Group 1 (see Fig. 5B) encompasses Caligula, Saturnia and Actias genera together with O. eucalypti and C. trifenestrata. As most species from this group had high absorbance between 1094 and 1135 cm⁻¹ (Fig. 3D), this result suggests that these species were grouped together partly based on their high phenolic content. Except for C. trifenestrata, these species’ cocoons appeared substantially tanned with a dark brown coloration (Chen et al., 2012c). Also, these species do not present calcium oxalate crystals on their surface (Chen et al., 2012c), as confirmed in Fig. 3A. Group 1 also appears to have a lower β-sheet content than the other groups.

Group 2 contains the Argema genus. Unlike cocoons from group 1, they do not appear to have a high phenolic content or calcium oxalate, and although largely comparable to neighbouring groups these two factors could explain the large Euclidean distance from group 1.
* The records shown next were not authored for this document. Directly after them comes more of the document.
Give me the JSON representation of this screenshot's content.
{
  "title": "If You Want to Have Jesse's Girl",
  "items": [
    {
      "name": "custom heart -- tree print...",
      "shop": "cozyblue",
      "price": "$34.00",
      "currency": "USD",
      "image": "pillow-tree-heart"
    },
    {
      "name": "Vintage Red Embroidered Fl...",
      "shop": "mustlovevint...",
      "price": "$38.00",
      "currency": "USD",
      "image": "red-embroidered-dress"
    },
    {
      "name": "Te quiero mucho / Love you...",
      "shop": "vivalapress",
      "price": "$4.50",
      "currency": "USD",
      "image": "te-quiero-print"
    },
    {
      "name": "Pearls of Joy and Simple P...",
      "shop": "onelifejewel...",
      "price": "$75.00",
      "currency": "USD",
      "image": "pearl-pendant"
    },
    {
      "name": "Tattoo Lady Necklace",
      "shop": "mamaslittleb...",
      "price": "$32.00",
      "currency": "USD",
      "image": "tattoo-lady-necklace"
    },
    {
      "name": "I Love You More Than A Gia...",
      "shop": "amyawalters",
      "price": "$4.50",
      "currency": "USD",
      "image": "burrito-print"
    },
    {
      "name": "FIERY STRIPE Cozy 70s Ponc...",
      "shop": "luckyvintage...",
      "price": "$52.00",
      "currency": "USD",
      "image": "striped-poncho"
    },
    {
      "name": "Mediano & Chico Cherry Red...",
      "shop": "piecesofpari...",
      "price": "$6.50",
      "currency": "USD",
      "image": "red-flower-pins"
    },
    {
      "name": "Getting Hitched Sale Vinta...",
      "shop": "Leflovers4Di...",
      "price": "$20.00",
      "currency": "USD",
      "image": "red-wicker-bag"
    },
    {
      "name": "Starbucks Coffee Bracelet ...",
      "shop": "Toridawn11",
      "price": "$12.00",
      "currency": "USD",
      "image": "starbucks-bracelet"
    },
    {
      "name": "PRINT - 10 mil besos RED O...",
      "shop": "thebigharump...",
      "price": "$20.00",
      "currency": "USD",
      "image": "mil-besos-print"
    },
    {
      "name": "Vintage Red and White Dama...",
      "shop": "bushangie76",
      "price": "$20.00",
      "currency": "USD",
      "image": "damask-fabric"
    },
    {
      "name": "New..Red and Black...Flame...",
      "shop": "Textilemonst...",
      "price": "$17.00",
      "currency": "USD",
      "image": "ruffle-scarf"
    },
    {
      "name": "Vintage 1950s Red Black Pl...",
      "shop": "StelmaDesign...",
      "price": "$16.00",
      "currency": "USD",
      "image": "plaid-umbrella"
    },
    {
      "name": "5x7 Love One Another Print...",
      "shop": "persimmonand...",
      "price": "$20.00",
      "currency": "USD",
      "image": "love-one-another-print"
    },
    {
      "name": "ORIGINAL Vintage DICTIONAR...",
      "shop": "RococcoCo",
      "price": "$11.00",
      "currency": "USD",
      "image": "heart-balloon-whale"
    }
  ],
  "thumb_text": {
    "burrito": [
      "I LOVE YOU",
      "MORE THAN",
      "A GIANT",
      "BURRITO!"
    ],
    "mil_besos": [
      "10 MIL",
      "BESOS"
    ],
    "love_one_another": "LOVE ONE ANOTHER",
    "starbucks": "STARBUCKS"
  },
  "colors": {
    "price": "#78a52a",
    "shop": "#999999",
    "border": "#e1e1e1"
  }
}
From our classification, it appears that Antheraea silks all have small Euclidean distances relative to one another and as such they were all grouped together with A. suraka in group 3. Previous studies based on morphological feature classification argued that A. suraka could be more closely related to the African Bunaeini tribe than other species of the Saturniini (Oberprieler, 1997). The comparable Euclidean distance between A. suraka and Antheraea frithi weakens this hypothesis. As Antheraea is the genus with the most calcium oxalate (Fig. 3A), the LDA method could have regrouped these silks mainly on mineral content. However, A. suraka and A. frithi show less absorption between 740 and 800 cm⁻¹ (calcium oxalate) and are more distant from the other species of this group. In addition, group 3 has weaker phenolic compound bands than group 1 and yet has an average amount of sericin. The next closest species to these groups are L. katinka and G. isabellae, which both present a low sericin content and high porosity according to other studies (Chen et al., 2012b,,c).

Much more distant are the species classified in group 4, including Samia, Hyalophora and Attacus genera along with Callosamia promethea. When compared with previous reports, the morphology of the cocoons classified together in group 4 appears characteristic as the innermost layers are much more compact than their outer layers (Chen et al., 2012c). This morphological difference could explain the higher amount of sericin measured in the innermost layer (Fig. 3E). Adding to the composition variation between the innermost and outermost layers, these cocoons have an intermediate content of (A)_n β-sheets, sericin and tannin when compared with those from groups 1 and 3. Branching from group 4, E. bauhiniae has the largest amount of (A)_n β-sheets, little phenolic compounds, no calcium oxalate and little sericin.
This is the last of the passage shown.